Install with npm ("npm install -g @openai/codex", needs Node.js 18+) or Homebrew ("brew install --cask codex" on macOS). Confirm with "codex --version".

### 2. Sign in

Run "codex" and choose "Sign in with ChatGPT" to use a paid ChatGPT plan, or set OPENAI_API_KEY in your environment to authenticate with an API key for automation and CI.

### 3. Write an AGENTS.md

Add an AGENTS.md at your repository root with your setup, conventions and quality-gate command. Codex reads global, project and nested files, with the closest to your working directory winning.

### 4. Run a first task safely

Run "codex" in your project, start with a read-only request, commit a Git checkpoint before and after, and use a cautious approval mode so it asks before running commands or editing.

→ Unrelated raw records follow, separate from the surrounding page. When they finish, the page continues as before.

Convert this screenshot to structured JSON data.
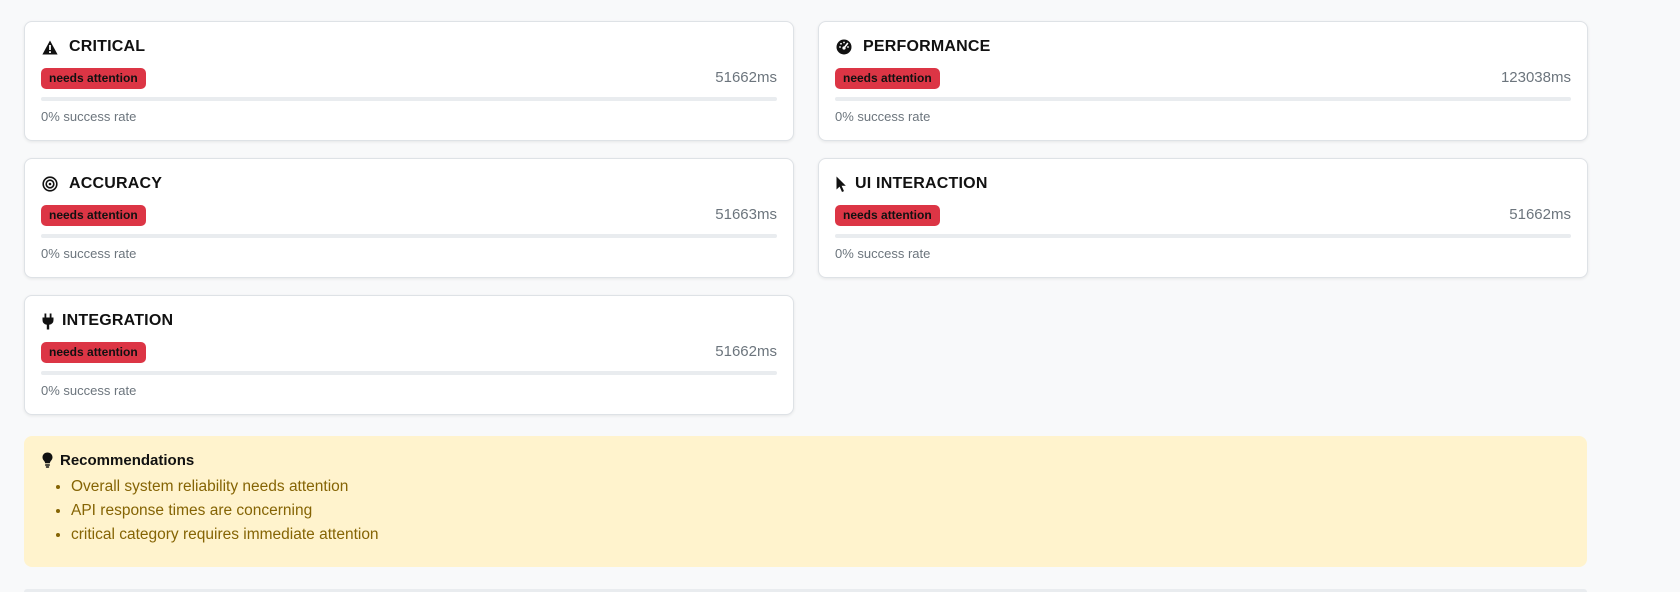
{
  "cards": [
    {
      "title": "CRITICAL",
      "icon": "warning-icon",
      "badge": "needs attention",
      "time": "51662ms",
      "success_fraction": 0,
      "rate": "0% success rate"
    },
    {
      "title": "PERFORMANCE",
      "icon": "gauge-icon",
      "badge": "needs attention",
      "time": "123038ms",
      "success_fraction": 0,
      "rate": "0% success rate"
    },
    {
      "title": "ACCURACY",
      "icon": "target-icon",
      "badge": "needs attention",
      "time": "51663ms",
      "success_fraction": 0,
      "rate": "0% success rate"
    },
    {
      "title": "UI INTERACTION",
      "icon": "cursor-icon",
      "badge": "needs attention",
      "time": "51662ms",
      "success_fraction": 0,
      "rate": "0% success rate"
    },
    {
      "title": "INTEGRATION",
      "icon": "plug-icon",
      "badge": "needs attention",
      "time": "51662ms",
      "success_fraction": 0,
      "rate": "0% success rate"
    }
  ],
  "recommendations": {
    "title": "Recommendations",
    "icon": "lightbulb-icon",
    "items": [
      "Overall system reliability needs attention",
      "API response times are concerning",
      "critical category requires immediate attention"
    ]
  },
  "colors": {
    "danger": "#dc3545",
    "warning_bg": "#fff3cd",
    "warning_text": "#856404",
    "muted": "#6c757d"
  }
}
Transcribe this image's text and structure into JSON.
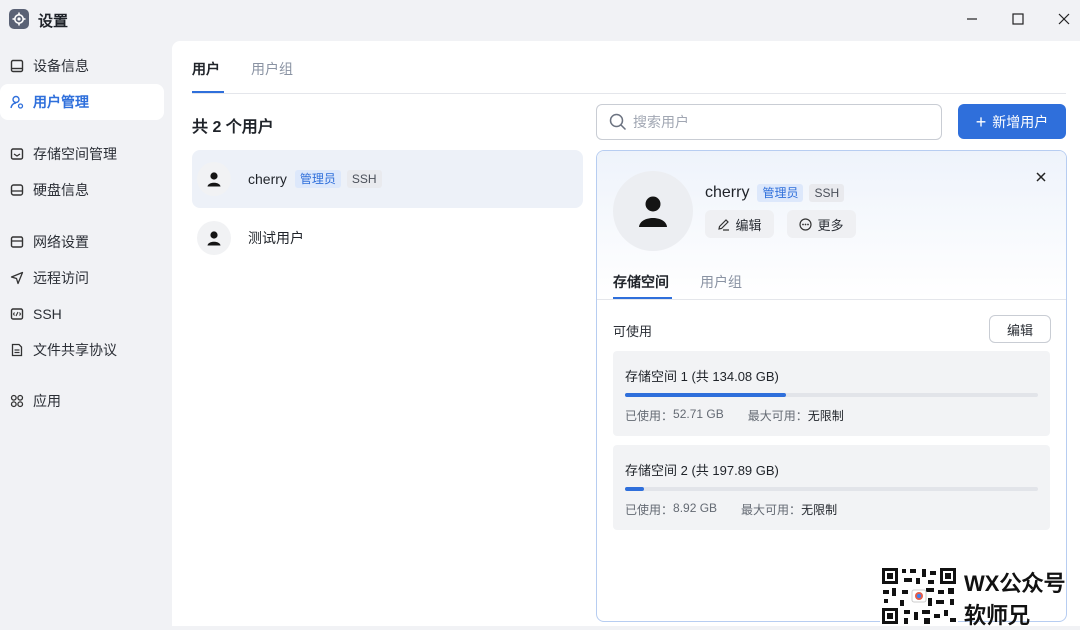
{
  "window": {
    "title": "设置",
    "controls": [
      "minimize",
      "maximize",
      "close"
    ]
  },
  "sidebar": {
    "items": [
      {
        "label": "设备信息",
        "icon": "monitor-icon",
        "active": false
      },
      {
        "label": "用户管理",
        "icon": "user-icon",
        "active": true
      },
      {
        "label": "存储空间管理",
        "icon": "storage-icon",
        "active": false
      },
      {
        "label": "硬盘信息",
        "icon": "disk-icon",
        "active": false
      },
      {
        "label": "网络设置",
        "icon": "network-icon",
        "active": false
      },
      {
        "label": "远程访问",
        "icon": "send-icon",
        "active": false
      },
      {
        "label": "SSH",
        "icon": "terminal-icon",
        "active": false
      },
      {
        "label": "文件共享协议",
        "icon": "document-icon",
        "active": false
      },
      {
        "label": "应用",
        "icon": "apps-icon",
        "active": false
      }
    ]
  },
  "main": {
    "tabs": [
      {
        "label": "用户",
        "active": true
      },
      {
        "label": "用户组",
        "active": false
      }
    ],
    "count_label": "共 2 个用户",
    "search": {
      "placeholder": "搜索用户"
    },
    "add_button": {
      "label": "新增用户"
    },
    "users": [
      {
        "name": "cherry",
        "badges": [
          "管理员",
          "SSH"
        ],
        "selected": true
      },
      {
        "name": "测试用户",
        "badges": [],
        "selected": false
      }
    ]
  },
  "detail": {
    "name": "cherry",
    "badges": {
      "admin": "管理员",
      "ssh": "SSH"
    },
    "edit_label": "编辑",
    "more_label": "更多",
    "tabs": [
      {
        "label": "存储空间",
        "active": true
      },
      {
        "label": "用户组",
        "active": false
      }
    ],
    "available_label": "可使用",
    "edit_button": "编辑",
    "volumes": [
      {
        "title": "存储空间 1 (共 134.08 GB)",
        "used_label": "已使用：",
        "used": "52.71 GB",
        "max_label": "最大可用：",
        "max": "无限制",
        "usage_fraction": 0.39
      },
      {
        "title": "存储空间 2 (共 197.89 GB)",
        "used_label": "已使用：",
        "used": "8.92 GB",
        "max_label": "最大可用：",
        "max": "无限制",
        "usage_fraction": 0.045
      }
    ]
  },
  "watermark": {
    "line1": "WX公众号",
    "line2": "软师兄"
  },
  "colors": {
    "accent": "#2f6fdb",
    "badge_admin_bg": "#dde8fb",
    "sidebar_bg": "#f1f2f5"
  }
}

### 5. Review and continue

Read the diff before accepting any change, keep your tests green, and loosen the approval mode only once you trust the workflow on that repo.

## FAQ

### How do I install OpenAI Codex CLI?

Install it with npm using "npm install -g @openai/codex" (which needs Node.js 18 or later), or on macOS with Homebrew using "brew install --cask codex". Confirm the install with "codex --version". These commands are current as of June 2026; check the official OpenAI Codex docs as the tool evolves.

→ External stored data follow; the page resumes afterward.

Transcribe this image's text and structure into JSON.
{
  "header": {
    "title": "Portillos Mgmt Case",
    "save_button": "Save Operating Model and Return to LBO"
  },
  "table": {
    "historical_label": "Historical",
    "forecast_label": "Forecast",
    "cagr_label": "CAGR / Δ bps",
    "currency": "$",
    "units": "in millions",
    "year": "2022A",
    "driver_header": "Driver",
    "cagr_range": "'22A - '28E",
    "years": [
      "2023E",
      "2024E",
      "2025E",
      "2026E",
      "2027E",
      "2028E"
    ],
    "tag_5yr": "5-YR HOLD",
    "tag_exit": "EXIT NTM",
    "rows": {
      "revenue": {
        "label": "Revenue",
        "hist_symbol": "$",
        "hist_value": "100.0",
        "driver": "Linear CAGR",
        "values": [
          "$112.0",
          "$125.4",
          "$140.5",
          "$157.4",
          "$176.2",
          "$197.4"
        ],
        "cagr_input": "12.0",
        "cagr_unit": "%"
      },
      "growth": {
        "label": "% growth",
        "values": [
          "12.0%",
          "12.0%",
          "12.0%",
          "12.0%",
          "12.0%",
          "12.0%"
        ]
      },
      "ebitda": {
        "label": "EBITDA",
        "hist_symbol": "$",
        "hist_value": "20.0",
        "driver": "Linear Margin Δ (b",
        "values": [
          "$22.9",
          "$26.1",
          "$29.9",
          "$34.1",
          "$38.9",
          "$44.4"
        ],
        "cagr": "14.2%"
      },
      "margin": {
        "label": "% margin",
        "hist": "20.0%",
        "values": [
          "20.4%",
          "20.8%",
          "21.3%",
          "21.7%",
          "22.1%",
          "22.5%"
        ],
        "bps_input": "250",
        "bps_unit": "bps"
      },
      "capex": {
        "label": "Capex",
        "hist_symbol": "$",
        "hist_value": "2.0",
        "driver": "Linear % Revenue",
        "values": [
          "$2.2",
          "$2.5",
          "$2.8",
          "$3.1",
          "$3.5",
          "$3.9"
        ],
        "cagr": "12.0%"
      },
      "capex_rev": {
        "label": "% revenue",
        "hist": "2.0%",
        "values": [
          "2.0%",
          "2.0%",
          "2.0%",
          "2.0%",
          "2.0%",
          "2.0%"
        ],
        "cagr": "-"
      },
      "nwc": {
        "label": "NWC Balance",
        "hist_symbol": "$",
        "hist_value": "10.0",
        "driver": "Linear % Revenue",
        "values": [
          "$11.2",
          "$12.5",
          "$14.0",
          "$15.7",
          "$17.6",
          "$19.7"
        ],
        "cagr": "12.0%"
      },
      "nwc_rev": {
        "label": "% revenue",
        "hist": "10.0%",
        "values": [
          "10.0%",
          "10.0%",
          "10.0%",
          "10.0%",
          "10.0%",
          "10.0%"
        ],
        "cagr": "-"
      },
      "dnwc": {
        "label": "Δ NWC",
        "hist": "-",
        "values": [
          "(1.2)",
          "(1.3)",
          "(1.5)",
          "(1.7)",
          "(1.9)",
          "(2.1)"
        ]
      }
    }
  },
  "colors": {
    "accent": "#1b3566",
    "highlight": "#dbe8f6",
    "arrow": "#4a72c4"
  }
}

### How do I sign in to Codex CLI?

Run "codex" and you will be prompted to authenticate. The recommended path is "Sign in with ChatGPT", which uses Codex as part of a paid ChatGPT plan (Plus, Pro, Business, Edu or Enterprise). Alternatively, set the OPENAI_API_KEY environment variable to authenticate with an API key, which suits automation and CI.

### What is AGENTS.md in Codex CLI?

AGENTS.md is the file that gives Codex your project's standing instructions, the same role CLAUDE.md plays for Claude Code. Codex builds an instruction chain from a global ~/.codex/AGENTS.md, then a project-root AGENTS.md, then nested files in subdirectories, concatenating them with the file closest to your working directory taking precedence.

### Is Codex CLI free?

Codex CLI itself is open source, but using it requires either a paid ChatGPT plan (signing in with your ChatGPT account) or an OpenAI API key billed per token. There is no fully free tier for running the agent; you pay through one of those two paths.

### What is the difference between Codex CLI and Claude Code?

Both are terminal-based coding agents that read, edit and run code in your repo. Codex CLI is OpenAI's, configured with AGENTS.md and signed in via ChatGPT or an API key; Claude Code is Anthropic's, configured with CLAUDE.md. The workflows are very similar. See our Claude Code vs Codex CLI comparison for a current, honest breakdown.

### How do I run my first task with Codex CLI safely?

Open a terminal in your project and run "codex". Start with a read-only request to build trust, commit a clean Git checkpoint before and after the task so you can roll back, and use a cautious approval mode so Codex asks before running commands or editing files. Review every diff before you accept it.